Vittima dell'incidente è l'impresario edile Mario Scarfò, 51 anni, nato a Polistena di Reggio Calabria, abitante da sette anni con la famiglia a Montjovet, titolare con Giuseppe Bulla di un'impresa edile dove lavorava anche il figlio Massimo di 22 anni.
Mario Scarfò lascia la moglie Concetta e la figlia Laura di 18 anni.
Sabato 2 settembre, nelle prime ore della mattinata, Scarfò era salito a Chamois sulla strada per Cervinia per rendersi conto dei lavori che avrebbe dovuto far eseguire al condominio "Corniolaz". L'uomo era sul tetto dell'edificio, dove forse per un piede mal appoggiato è precipitare.
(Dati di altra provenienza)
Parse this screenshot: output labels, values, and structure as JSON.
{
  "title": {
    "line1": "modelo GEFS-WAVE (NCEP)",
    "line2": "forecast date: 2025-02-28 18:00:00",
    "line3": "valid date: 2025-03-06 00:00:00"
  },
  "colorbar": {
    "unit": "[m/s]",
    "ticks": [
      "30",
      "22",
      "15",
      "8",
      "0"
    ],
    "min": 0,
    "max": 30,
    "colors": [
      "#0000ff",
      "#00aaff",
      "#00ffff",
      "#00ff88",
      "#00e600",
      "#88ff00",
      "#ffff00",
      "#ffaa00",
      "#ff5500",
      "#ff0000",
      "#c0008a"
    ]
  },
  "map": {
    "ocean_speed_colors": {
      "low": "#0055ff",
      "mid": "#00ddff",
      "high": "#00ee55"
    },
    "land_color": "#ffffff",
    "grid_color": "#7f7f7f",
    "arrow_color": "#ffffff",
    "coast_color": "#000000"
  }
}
Mario Scarfò, dopo la caduta, è stato prontamente soccorso dal servizio antinfortunistico del 118 dell'Usl di Chatillon ma per lui c'era più nulla da fare. Sul posto sono intervenuti anche i carabinieri della stazione di Valtournenche che hanno aperto l'indagine conoscitiva per accertare i fatti.
Il corpo dello sfortunato impresario è stato trasportato alla camera mortuaria di Chamois, e nel pomeriggio trasferito a ad Antey. Per disposizione del medico legale la vittima non sarà sottoposto ad autopsia. La sepoltura sarà eseguita in settimana, quando saranno ultimate le procedure legali. La salma del defunto sarà tumulata al cimitero di Montjovet. (l.v.)